Cathay Pacific plans to expand its fleet as China’s economic growth rate of at least 11% boosts travel and trade. The new freighters will replace older, less fuel-efficient planes, helping the airline cut its fuel bills at a time when prices are soaring.
Edward Wong, an analyst at Quam in Hong Kong said, ‘Cathay needs more airplanes to support its expansion in mainland China. China is expected to open its aviation market, and carriers need to get ready ahead of that.’
Cathay Pacific now has 30 commitments for the 777-300ER, including three already delivered, making it the largest customer for the plane in Asia.
Air travel in China grew 19.5% in the first half as economic growth made holidays and business trips affordable to more people. Cathay Pacific bought smaller rival Hong Kong Dragon Airlines last year to add flights to the mainland and if it sorts out its current dramas with the pilots it is in a good position to build in it largest market which currently accounts for 43% of sales.

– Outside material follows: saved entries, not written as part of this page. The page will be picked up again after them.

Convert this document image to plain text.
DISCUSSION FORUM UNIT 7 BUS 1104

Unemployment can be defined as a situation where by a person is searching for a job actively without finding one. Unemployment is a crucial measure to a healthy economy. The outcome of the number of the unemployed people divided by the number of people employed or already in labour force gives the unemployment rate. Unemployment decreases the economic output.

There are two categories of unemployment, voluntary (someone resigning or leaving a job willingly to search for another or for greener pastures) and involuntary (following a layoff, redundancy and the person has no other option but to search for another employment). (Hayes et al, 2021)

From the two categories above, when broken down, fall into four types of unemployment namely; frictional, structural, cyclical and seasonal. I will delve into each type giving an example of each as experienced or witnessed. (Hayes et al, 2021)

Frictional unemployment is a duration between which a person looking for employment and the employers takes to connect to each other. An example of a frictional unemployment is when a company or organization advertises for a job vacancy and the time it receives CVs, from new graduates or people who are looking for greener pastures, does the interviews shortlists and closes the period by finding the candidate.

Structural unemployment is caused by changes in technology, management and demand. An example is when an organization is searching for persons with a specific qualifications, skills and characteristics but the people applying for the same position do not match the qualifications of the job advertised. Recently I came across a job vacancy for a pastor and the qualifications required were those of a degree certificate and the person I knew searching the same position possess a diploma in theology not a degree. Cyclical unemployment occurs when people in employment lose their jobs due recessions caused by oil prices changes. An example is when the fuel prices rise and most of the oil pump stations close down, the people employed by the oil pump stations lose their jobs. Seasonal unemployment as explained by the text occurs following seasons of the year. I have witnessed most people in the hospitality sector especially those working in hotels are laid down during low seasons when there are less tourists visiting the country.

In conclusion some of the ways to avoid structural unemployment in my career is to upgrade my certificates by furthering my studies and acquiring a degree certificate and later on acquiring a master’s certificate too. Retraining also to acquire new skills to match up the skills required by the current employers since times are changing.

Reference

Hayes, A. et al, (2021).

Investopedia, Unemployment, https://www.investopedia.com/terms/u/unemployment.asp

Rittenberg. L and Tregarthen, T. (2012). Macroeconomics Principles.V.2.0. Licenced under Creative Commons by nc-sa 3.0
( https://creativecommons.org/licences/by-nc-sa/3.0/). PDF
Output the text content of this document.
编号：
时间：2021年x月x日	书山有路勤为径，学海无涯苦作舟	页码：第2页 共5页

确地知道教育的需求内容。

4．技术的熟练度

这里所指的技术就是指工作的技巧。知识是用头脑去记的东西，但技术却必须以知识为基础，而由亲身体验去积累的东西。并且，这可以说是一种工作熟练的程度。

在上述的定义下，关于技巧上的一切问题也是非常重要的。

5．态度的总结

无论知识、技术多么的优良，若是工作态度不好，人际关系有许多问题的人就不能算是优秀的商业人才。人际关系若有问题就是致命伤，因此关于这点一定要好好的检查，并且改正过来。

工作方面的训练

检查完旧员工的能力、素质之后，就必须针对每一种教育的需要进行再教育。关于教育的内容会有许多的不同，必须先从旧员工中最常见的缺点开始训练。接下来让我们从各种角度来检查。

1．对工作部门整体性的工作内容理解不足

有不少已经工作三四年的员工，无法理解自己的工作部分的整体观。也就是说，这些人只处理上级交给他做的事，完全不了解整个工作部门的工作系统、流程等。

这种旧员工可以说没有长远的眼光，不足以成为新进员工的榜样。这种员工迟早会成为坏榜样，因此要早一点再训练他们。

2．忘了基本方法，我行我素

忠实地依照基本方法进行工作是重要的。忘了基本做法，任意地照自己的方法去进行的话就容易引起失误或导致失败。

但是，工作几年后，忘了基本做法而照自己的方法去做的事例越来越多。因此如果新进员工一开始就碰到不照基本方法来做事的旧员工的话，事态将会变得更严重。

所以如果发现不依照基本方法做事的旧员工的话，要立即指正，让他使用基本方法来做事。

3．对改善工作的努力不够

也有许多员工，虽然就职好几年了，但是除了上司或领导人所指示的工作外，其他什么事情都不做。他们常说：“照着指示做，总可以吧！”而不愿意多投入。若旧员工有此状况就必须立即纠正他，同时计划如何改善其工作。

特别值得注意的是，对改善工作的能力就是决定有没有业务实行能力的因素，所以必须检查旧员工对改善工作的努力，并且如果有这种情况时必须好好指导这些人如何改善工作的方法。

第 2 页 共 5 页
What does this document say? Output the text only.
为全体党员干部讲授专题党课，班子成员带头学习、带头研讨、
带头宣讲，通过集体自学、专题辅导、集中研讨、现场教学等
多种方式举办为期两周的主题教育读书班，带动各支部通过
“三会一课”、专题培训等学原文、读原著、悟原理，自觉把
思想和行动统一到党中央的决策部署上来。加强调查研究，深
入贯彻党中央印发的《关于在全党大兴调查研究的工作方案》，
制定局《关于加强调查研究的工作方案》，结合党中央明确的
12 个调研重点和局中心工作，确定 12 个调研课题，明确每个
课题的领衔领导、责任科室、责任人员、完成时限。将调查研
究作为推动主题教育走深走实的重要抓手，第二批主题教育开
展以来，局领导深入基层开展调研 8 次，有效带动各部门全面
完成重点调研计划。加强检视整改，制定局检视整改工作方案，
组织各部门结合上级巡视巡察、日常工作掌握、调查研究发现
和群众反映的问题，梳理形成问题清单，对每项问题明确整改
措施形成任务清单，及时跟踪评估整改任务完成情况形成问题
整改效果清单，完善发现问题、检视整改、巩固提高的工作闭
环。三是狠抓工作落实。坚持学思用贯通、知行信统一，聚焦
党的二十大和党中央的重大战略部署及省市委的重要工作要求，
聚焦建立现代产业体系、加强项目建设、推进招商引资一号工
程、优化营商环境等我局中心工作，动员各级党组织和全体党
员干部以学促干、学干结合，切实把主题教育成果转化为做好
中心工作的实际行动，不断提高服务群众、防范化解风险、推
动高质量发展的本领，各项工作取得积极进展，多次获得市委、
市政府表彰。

Chief Executive Tony Tyler, seen here, said, ‘Sometime in the future we will be ordering more aircraft to supplement frequency and capacity on our regional network. I am confident that we will continue to grow our fleet.”
The Cathay Pacific Group, including Dragonair and Air Hong Kong Ltd., a cargo venture with DHL, operates a combined total of 175 planes, according to the statement. That will rise to 196 by 2012, including 147 painted in Cathay Pacific colors.
But Cathay Pacific does not always win. Its attempt to get a part of China Eastern Airlines did not happen as the previous story shows.